To use V1 batching, the config.pbtxt
should have:
parameters: {
key: "gpt_model_type"
value: {
string_value: "V1"
}
}
For in-flight batching, use:
parameters: {
key: "gpt_model_type"
value: {
string_value: "inflight_fused_batching"
}
}
By default, in-flight batching will try to overlap the execution of batches of
requests. It may have a negative impact on performance when the number of
requests is too small. To disable that feature, set the enable_trt_overlap
parameter to False
in the config.pbtxt
file:
parameters: {
key: "enable_trt_overlap"
value: {
string_value: "False"
}
}
Or, equivalently, add enable_trt_overlap:False
to the invocation of the
fill_template.py
tool:
python3 tools/fill_template.py -i all_models/inflight_batcher_llm/tensorrt_llm/config.pbtxt "enable_trt_overlap:False"
docker run --rm -it --net host --shm-size=1g --ulimit memlock=-1 --ulimit stack=67108864 --gpus='"'device=0'"' -v $(pwd)/triton_model_repo:/triton_model_repo tritonserver:w_trt_llm_backend /bin/bash -c "tritonserver --model-repository=/triton_model_repo"

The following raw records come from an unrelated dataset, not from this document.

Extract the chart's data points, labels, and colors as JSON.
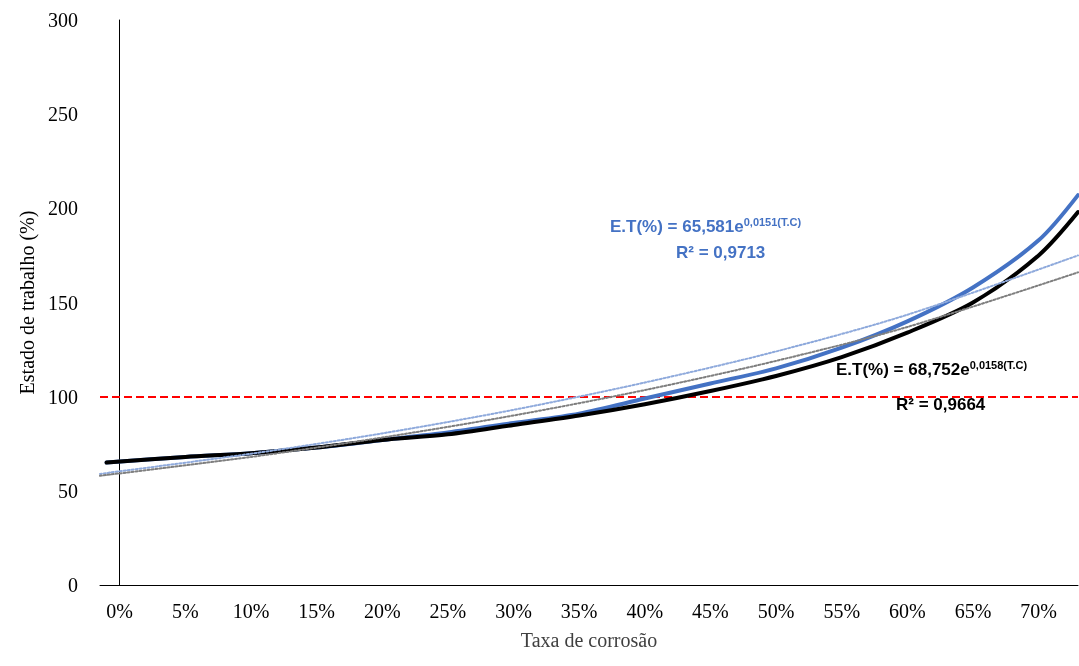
{
  "chart_data": {
    "type": "line",
    "xlabel": "Taxa de corrosão",
    "ylabel": "Estado de trabalho (%)",
    "xlim": [
      -1.5,
      73
    ],
    "xticks": [
      {
        "value": 0,
        "label": "0%"
      },
      {
        "value": 5,
        "label": "5%"
      },
      {
        "value": 10,
        "label": "10%"
      },
      {
        "value": 15,
        "label": "15%"
      },
      {
        "value": 20,
        "label": "20%"
      },
      {
        "value": 25,
        "label": "25%"
      },
      {
        "value": 30,
        "label": "30%"
      },
      {
        "value": 35,
        "label": "35%"
      },
      {
        "value": 40,
        "label": "40%"
      },
      {
        "value": 45,
        "label": "45%"
      },
      {
        "value": 50,
        "label": "50%"
      },
      {
        "value": 55,
        "label": "55%"
      },
      {
        "value": 60,
        "label": "60%"
      },
      {
        "value": 65,
        "label": "65%"
      },
      {
        "value": 70,
        "label": "70%"
      }
    ],
    "ylim": [
      0,
      300
    ],
    "yticks": [
      0,
      50,
      100,
      150,
      200,
      250,
      300
    ],
    "grid": false,
    "marker": "none",
    "series": [
      {
        "color": "#4472c4",
        "line_style": "solid",
        "x": [
          -1,
          5,
          10,
          15,
          20,
          25,
          30,
          35,
          40,
          45,
          50,
          55,
          60,
          65,
          70,
          73
        ],
        "values": [
          65,
          68,
          70,
          73,
          77,
          81,
          86,
          91,
          99,
          107,
          115,
          126,
          140,
          158,
          183,
          207
        ]
      },
      {
        "color": "#000000",
        "line_style": "solid",
        "x": [
          -1,
          5,
          10,
          15,
          20,
          25,
          30,
          35,
          40,
          45,
          50,
          55,
          60,
          65,
          70,
          73
        ],
        "values": [
          65,
          68,
          70,
          73,
          77,
          80,
          85,
          90,
          96,
          103,
          111,
          121,
          134,
          150,
          175,
          198
        ]
      },
      {
        "color": "#8faadc",
        "line_style": "dotted",
        "x": [
          -1.5,
          10,
          20,
          30,
          40,
          50,
          60,
          73
        ],
        "values": [
          59,
          69.7,
          80.5,
          93,
          107.5,
          124,
          143.5,
          175
        ]
      },
      {
        "color": "#7f7f7f",
        "line_style": "dotted",
        "x": [
          -1.5,
          10,
          20,
          30,
          40,
          50,
          60,
          73
        ],
        "values": [
          58,
          68,
          78.3,
          90,
          103.5,
          119,
          137,
          166
        ]
      }
    ],
    "ref_lines": [
      {
        "axis": "y",
        "value": 100,
        "color": "#ff0000",
        "line_style": "dashed"
      }
    ],
    "annotations": [
      "E.T(%) = 65,581e$^{0,0151(T.C)}$",
      "R² = 0,9713",
      "E.T(%) = 68,752e$^{0,0158(T.C)}$",
      "R² = 0,9664"
    ]
  }
}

You can test the inflight batcher server with the provided reference python client as following:
python3 inflight_batcher_llm/client/inflight_batcher_llm_client.py --request-output-len 200
You can also stop the generation process early by using the --stop-after-ms
option to send a stop request after a few milliseconds:
python inflight_batcher_llm_client.py --stop-after-ms 200 --request-output-len 200
You will find that the generation process is stopped early and therefore the number of generated tokens is lower than 200.
You can have a look at the client code to see how early stopping is achieved.

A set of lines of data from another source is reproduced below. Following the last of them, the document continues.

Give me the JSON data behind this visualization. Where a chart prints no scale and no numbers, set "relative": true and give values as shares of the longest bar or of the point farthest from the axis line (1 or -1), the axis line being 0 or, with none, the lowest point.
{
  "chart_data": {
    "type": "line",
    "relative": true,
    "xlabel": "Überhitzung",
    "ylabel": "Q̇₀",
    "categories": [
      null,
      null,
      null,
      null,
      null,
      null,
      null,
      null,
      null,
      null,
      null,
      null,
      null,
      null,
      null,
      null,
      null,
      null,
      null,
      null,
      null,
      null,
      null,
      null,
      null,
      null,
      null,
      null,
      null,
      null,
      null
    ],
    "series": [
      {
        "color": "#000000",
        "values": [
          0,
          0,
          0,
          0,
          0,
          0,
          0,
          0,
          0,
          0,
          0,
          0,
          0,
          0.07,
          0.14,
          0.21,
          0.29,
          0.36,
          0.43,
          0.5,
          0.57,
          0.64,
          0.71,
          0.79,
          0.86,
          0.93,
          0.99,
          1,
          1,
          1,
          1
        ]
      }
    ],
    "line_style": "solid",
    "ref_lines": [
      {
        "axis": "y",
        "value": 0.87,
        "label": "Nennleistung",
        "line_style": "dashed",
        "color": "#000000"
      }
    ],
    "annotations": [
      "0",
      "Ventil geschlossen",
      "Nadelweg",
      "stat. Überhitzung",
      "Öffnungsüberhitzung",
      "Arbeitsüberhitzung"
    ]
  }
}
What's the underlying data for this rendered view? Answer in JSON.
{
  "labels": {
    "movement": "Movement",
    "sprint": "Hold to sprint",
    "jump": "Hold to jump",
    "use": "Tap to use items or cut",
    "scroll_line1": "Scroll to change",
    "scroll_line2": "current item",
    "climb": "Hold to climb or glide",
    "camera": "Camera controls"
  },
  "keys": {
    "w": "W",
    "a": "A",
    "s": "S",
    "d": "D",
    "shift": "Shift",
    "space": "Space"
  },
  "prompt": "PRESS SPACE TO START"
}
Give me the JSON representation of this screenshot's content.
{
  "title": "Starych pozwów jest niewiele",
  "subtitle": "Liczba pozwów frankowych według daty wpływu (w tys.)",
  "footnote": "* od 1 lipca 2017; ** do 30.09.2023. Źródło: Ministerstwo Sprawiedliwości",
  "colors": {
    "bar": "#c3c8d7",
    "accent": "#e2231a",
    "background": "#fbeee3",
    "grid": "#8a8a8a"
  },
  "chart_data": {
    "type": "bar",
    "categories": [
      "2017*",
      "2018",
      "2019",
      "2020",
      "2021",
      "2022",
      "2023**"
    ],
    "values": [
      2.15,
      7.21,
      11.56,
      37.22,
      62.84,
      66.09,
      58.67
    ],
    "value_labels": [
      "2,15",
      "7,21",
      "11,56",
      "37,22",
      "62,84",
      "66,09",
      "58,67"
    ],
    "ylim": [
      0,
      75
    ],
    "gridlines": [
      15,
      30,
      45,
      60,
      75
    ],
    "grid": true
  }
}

End to end test script sends requests to deployed ensemble model.
Ensemble model is ensembled by three models: preprocessing, tensorrt_llm and postprocessing.
- preprocessing: Tokenizing, meaning the conversion from prompts(string) to input_ids(list of ints).

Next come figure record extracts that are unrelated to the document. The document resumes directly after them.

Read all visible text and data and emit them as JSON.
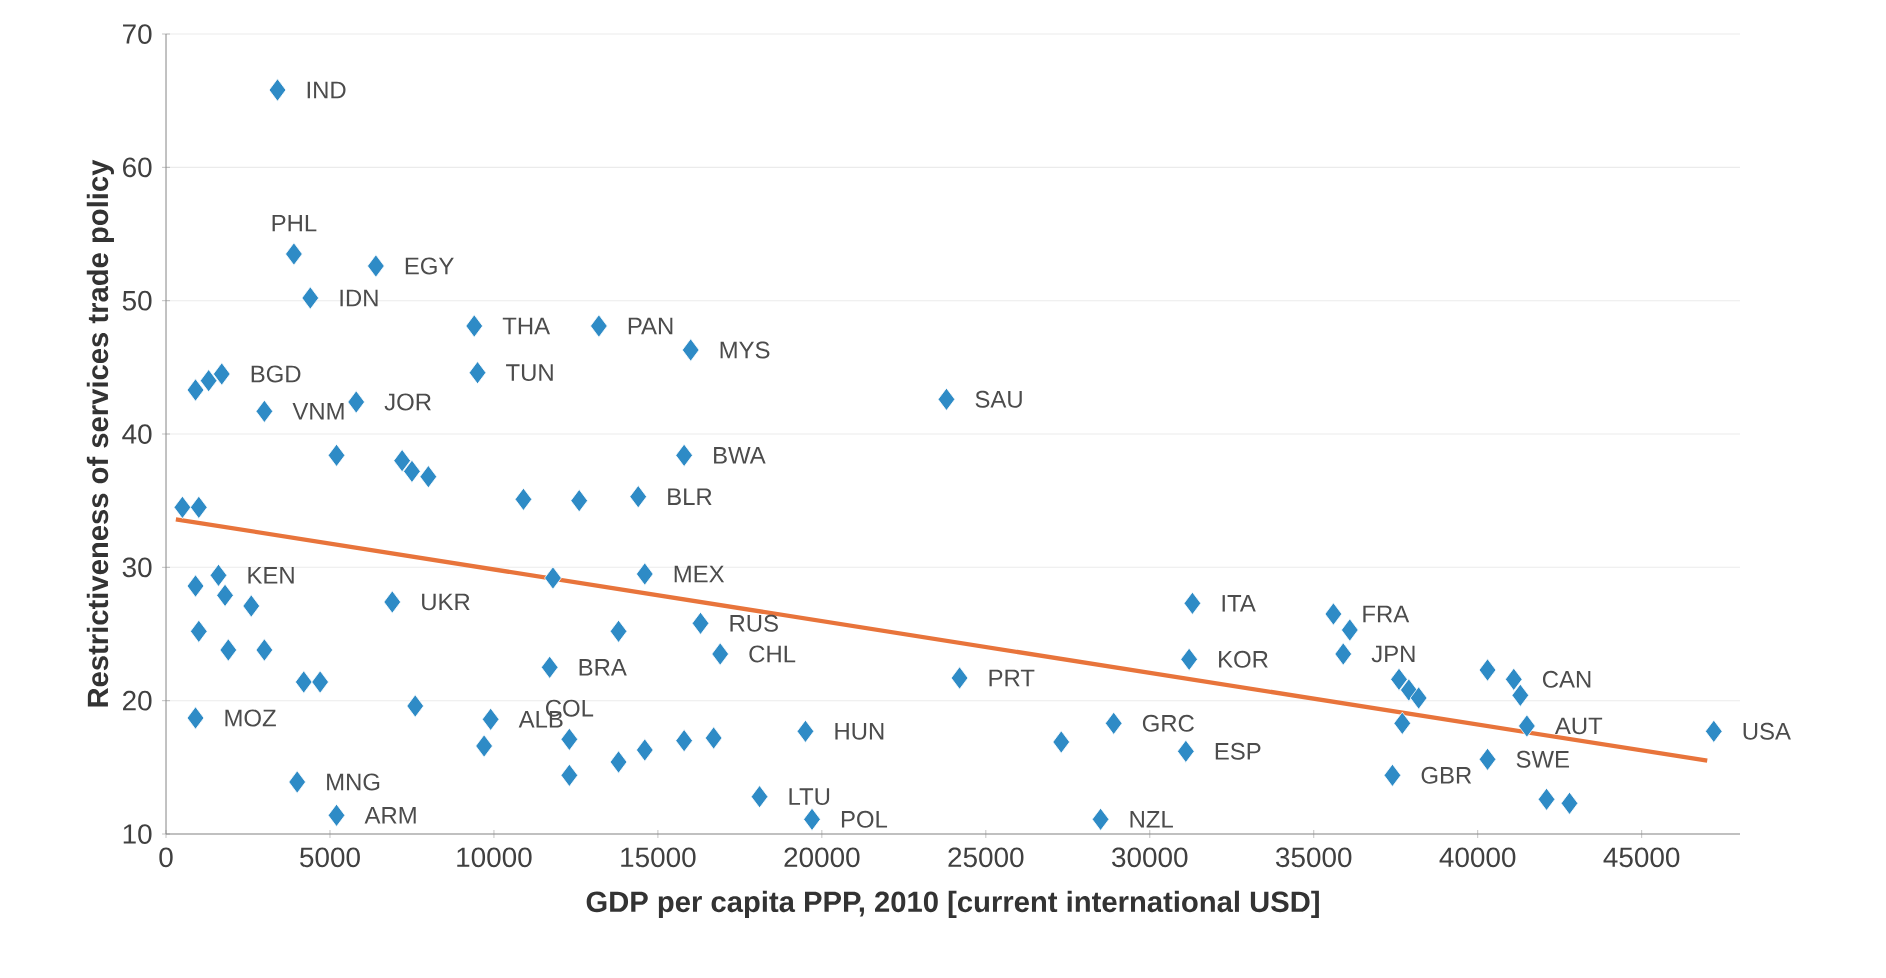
{
  "chart_data": {
    "type": "scatter",
    "xlabel": "GDP per capita PPP, 2010 [current international USD]",
    "ylabel": "Restrictiveness of services trade policy",
    "xlim": [
      0,
      48000
    ],
    "xticks": [
      0,
      5000,
      10000,
      15000,
      20000,
      25000,
      30000,
      35000,
      40000,
      45000
    ],
    "ylim": [
      10,
      70
    ],
    "yticks": [
      10,
      20,
      30,
      40,
      50,
      60,
      70
    ],
    "grid": "y",
    "series": [
      {
        "type": "scatter",
        "marker": "diamond",
        "color": "#2e8bc6",
        "x": [
          3400,
          3900,
          6400,
          4400,
          9400,
          13200,
          16000,
          23800,
          900,
          1300,
          1700,
          3000,
          5800,
          9500,
          15800,
          5200,
          7200,
          7500,
          8000,
          10900,
          12600,
          14400,
          500,
          1000,
          14600,
          11800,
          6900,
          13800,
          16300,
          16900,
          11700,
          24200,
          31300,
          31200,
          35600,
          36100,
          35900,
          37600,
          37900,
          38200,
          40300,
          41100,
          41300,
          41500,
          40300,
          37700,
          37400,
          42100,
          42800,
          47200,
          31100,
          28900,
          27300,
          28500,
          19500,
          18100,
          19700,
          16700,
          4000,
          5200,
          900,
          900,
          1600,
          1800,
          2600,
          1000,
          1900,
          3000,
          4200,
          4700,
          7600,
          9900,
          9700,
          12300,
          12300,
          13800,
          14600,
          15800
        ],
        "values": [
          65.8,
          53.5,
          52.6,
          50.2,
          48.1,
          48.1,
          46.3,
          42.6,
          43.3,
          44.0,
          44.5,
          41.7,
          42.4,
          44.6,
          38.4,
          38.4,
          38.0,
          37.2,
          36.8,
          35.1,
          35.0,
          35.3,
          34.5,
          34.5,
          29.5,
          29.2,
          27.4,
          25.2,
          25.8,
          23.5,
          22.5,
          21.7,
          27.3,
          23.1,
          26.5,
          25.3,
          23.5,
          21.6,
          20.8,
          20.2,
          22.3,
          21.6,
          20.4,
          18.1,
          15.6,
          18.3,
          14.4,
          12.6,
          12.3,
          17.7,
          16.2,
          18.3,
          16.9,
          11.1,
          17.7,
          12.8,
          11.1,
          17.2,
          13.9,
          11.4,
          18.7,
          28.6,
          29.4,
          27.9,
          27.1,
          25.2,
          23.8,
          23.8,
          21.4,
          21.4,
          19.6,
          18.6,
          16.6,
          17.1,
          14.4,
          15.4,
          16.3,
          17.0
        ]
      },
      {
        "type": "line",
        "marker": "none",
        "color": "#e8743b",
        "x": [
          300,
          47000
        ],
        "values": [
          33.6,
          15.5
        ]
      }
    ],
    "annotations": [
      {
        "text": "IND",
        "x": 3400,
        "y": 65.8
      },
      {
        "text": "PHL",
        "x": 3900,
        "y": 53.5
      },
      {
        "text": "EGY",
        "x": 6400,
        "y": 52.6
      },
      {
        "text": "IDN",
        "x": 4400,
        "y": 50.2
      },
      {
        "text": "THA",
        "x": 9400,
        "y": 48.1
      },
      {
        "text": "PAN",
        "x": 13200,
        "y": 48.1
      },
      {
        "text": "MYS",
        "x": 16000,
        "y": 46.3
      },
      {
        "text": "SAU",
        "x": 23800,
        "y": 42.6
      },
      {
        "text": "BGD",
        "x": 1700,
        "y": 44.5
      },
      {
        "text": "VNM",
        "x": 3000,
        "y": 41.7
      },
      {
        "text": "JOR",
        "x": 5800,
        "y": 42.4
      },
      {
        "text": "TUN",
        "x": 9500,
        "y": 44.6
      },
      {
        "text": "BWA",
        "x": 15800,
        "y": 38.4
      },
      {
        "text": "BLR",
        "x": 14400,
        "y": 35.3
      },
      {
        "text": "MEX",
        "x": 14600,
        "y": 29.5
      },
      {
        "text": "UKR",
        "x": 6900,
        "y": 27.4
      },
      {
        "text": "RUS",
        "x": 16300,
        "y": 25.8
      },
      {
        "text": "CHL",
        "x": 16900,
        "y": 23.5
      },
      {
        "text": "BRA",
        "x": 11700,
        "y": 22.5
      },
      {
        "text": "PRT",
        "x": 24200,
        "y": 21.7
      },
      {
        "text": "ITA",
        "x": 31300,
        "y": 27.3
      },
      {
        "text": "KOR",
        "x": 31200,
        "y": 23.1
      },
      {
        "text": "FRA",
        "x": 35600,
        "y": 26.5
      },
      {
        "text": "JPN",
        "x": 35900,
        "y": 23.5
      },
      {
        "text": "CAN",
        "x": 41100,
        "y": 21.6
      },
      {
        "text": "AUT",
        "x": 41500,
        "y": 18.1
      },
      {
        "text": "SWE",
        "x": 40300,
        "y": 15.6
      },
      {
        "text": "GBR",
        "x": 37400,
        "y": 14.4
      },
      {
        "text": "USA",
        "x": 47200,
        "y": 17.7
      },
      {
        "text": "ESP",
        "x": 31100,
        "y": 16.2
      },
      {
        "text": "GRC",
        "x": 28900,
        "y": 18.3
      },
      {
        "text": "NZL",
        "x": 28500,
        "y": 11.1
      },
      {
        "text": "HUN",
        "x": 19500,
        "y": 17.7
      },
      {
        "text": "LTU",
        "x": 18100,
        "y": 12.8
      },
      {
        "text": "POL",
        "x": 19700,
        "y": 11.1
      },
      {
        "text": "MNG",
        "x": 4000,
        "y": 13.9
      },
      {
        "text": "ARM",
        "x": 5200,
        "y": 11.4
      },
      {
        "text": "MOZ",
        "x": 900,
        "y": 18.7
      },
      {
        "text": "KEN",
        "x": 1600,
        "y": 29.4
      },
      {
        "text": "ALB",
        "x": 9900,
        "y": 18.6
      },
      {
        "text": "COL",
        "x": 12300,
        "y": 17.1
      }
    ]
  }
}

- tensorrt_llm: Inferencing.
- postprocessing: De-tokenizing, meaning the conversion from output_ids(list of ints) to outputs(string).
The end to end latency includes the total latency of the three parts of an ensemble model.
cd tools/inflight_batcher_llm
python3 end_to_end_test.py --dataset <dataset path>
Expected outputs
[INFO] Functionality test succeed.
[INFO] Warm up for benchmarking.
[INFO] Start benchmarking on 125 prompts.
[INFO] Total Latency: 11099.243 ms
Identity test script sends requests directly to deployed tensorrt_llm model, the identity test latency indicates the inference latency of TensorRT-LLM, not including the pre/post-processing latency which is usually handled by a third-party library such as HuggingFace.
cd tools/inflight_batcher_llm
python3 identity_test.py --dataset <dataset path>
Expected outputs
[INFO] Warm up for benchmarking.
[INFO] Start benchmarking on 125 prompts.
[INFO] Total Latency: 10213.462 ms
Please note that the expected outputs in that document are only for reference, specific performance numbers depend on the GPU you're using.